Howard went into another slight trance, and we wondered what would come next. It didn't take long to find out. It was about men who worked in specialty jobs in the big Rosamond No.1 Woollen Mill.

"Next door to the O'Reilly's was Mick McKevitt. Mick was one of the maintenance men down at No. 1 Mill. He used to run in the big engine with the steam turbine when the water went down in the river in summer time, and that engine kept the whole mill working.

Mick McGrath across the street from him was one of the loom fixers, and his brother Billy, who lived on Victoria Street, was another loom fixer. Then there was Jack Lyons. He was the head engineer and boiler man. The Lockhart's and Elmer Boyce's."

Another pause.

"The old, what we used to call the "old" Cottage Hospital, the first hospital in Almonte, which was first started in 1908, was right there too. "On the corner across from that was Charlie Liberty's, and then John Slattery's. There was the Slattery house and the Slattery store. And then the Letang's. That house is now owned by Mrs. Jim. Houston."

"Letang," I said. "Would that be French, Howard?"

"Couldn't be," Howard replied. "Next door to the Letang house was Malones, you see, and in the next house was another Malone, and they owned a store, No French there that I could see."

"Course, all this is goin' back some," Howard pointed out.

"And there's not too many in the town today would remember all these old Irish."

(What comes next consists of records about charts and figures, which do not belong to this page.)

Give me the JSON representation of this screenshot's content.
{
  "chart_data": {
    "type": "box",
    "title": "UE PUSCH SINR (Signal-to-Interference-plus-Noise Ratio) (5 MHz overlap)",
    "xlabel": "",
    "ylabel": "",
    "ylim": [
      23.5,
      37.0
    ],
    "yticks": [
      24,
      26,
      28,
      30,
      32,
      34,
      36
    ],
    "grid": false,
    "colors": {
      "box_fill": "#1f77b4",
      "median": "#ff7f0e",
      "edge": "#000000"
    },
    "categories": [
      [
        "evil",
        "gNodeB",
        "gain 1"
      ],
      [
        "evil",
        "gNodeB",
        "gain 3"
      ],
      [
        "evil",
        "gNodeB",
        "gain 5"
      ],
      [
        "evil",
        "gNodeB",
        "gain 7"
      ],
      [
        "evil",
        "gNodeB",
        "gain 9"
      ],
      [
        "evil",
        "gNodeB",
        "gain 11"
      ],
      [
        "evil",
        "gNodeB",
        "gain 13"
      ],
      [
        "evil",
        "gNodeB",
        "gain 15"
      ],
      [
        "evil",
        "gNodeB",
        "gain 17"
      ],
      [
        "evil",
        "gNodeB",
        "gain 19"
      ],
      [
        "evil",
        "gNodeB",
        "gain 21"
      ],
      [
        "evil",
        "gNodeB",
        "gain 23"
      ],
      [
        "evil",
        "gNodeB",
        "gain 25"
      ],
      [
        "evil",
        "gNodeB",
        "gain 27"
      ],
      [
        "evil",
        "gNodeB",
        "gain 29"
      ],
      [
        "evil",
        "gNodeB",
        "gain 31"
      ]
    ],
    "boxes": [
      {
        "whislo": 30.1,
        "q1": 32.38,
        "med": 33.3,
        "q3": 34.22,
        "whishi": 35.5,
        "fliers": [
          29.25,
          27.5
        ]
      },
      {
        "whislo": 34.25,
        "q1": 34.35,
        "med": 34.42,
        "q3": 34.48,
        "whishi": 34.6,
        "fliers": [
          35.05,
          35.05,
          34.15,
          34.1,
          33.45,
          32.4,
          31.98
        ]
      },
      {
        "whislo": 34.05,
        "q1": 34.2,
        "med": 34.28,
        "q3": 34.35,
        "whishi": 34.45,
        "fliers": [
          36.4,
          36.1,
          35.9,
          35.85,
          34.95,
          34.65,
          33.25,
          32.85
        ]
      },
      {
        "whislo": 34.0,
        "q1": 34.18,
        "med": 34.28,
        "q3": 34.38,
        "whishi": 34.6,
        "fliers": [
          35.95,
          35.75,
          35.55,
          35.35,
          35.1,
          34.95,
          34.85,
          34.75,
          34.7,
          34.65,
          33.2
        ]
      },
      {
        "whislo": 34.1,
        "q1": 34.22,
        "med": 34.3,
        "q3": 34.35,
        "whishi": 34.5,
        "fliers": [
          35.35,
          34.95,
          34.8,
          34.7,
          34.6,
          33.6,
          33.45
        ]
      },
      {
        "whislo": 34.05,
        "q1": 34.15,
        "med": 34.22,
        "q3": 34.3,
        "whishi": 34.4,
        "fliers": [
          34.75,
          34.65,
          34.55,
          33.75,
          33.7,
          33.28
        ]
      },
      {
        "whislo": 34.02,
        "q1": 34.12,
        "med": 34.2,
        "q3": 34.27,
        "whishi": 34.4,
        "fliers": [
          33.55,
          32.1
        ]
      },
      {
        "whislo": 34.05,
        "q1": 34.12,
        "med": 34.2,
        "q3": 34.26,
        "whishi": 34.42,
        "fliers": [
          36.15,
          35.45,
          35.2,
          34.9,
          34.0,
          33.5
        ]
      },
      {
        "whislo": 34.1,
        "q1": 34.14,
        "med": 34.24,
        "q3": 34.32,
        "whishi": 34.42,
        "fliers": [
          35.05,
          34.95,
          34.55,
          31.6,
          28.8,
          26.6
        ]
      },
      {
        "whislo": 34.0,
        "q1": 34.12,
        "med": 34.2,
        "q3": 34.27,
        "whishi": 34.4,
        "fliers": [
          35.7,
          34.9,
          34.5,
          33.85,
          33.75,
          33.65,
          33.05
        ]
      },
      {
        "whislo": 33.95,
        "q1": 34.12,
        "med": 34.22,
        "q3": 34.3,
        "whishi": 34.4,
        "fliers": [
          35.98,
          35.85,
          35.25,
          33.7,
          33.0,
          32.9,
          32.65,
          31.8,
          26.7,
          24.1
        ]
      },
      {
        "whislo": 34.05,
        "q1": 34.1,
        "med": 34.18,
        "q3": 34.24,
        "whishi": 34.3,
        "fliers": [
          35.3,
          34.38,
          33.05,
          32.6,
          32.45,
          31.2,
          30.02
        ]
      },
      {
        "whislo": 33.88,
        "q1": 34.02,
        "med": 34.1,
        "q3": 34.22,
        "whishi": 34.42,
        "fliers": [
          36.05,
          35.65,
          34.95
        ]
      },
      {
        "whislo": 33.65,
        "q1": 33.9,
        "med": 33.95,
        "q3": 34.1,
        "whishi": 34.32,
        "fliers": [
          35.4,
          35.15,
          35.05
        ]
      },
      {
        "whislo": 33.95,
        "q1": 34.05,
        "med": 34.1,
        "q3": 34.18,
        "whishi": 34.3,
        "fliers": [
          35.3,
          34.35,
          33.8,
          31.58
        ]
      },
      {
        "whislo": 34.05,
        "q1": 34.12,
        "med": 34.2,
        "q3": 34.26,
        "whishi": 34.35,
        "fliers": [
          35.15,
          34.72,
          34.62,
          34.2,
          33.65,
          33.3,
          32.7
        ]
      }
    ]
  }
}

"Well," Jean said, "How could I describe the limits of Irishtown if someone asked me to put it down on paper?"

Howard was quiet for a moment, for he couldn't get the people out of his mind. At length he turned the question round to me and asked how I would answer Jean's query.

"I'd have to say that Irishtown is that portion on the north side of the town of Almonte which begins at any one of the cattails on the south shore of Howard Sadler's frog pond, and fans out from there like a tom turkey's tail feathers to reach the mount of Jimmy Moreau's creek to the falls of the Mississippi."

The three fingers of Howard's right hand scraped across his chin and helped him to reflect on the accuracy of that description for an instant.

"That would seem to cover the ground" he said at length. "But that's goin' back some."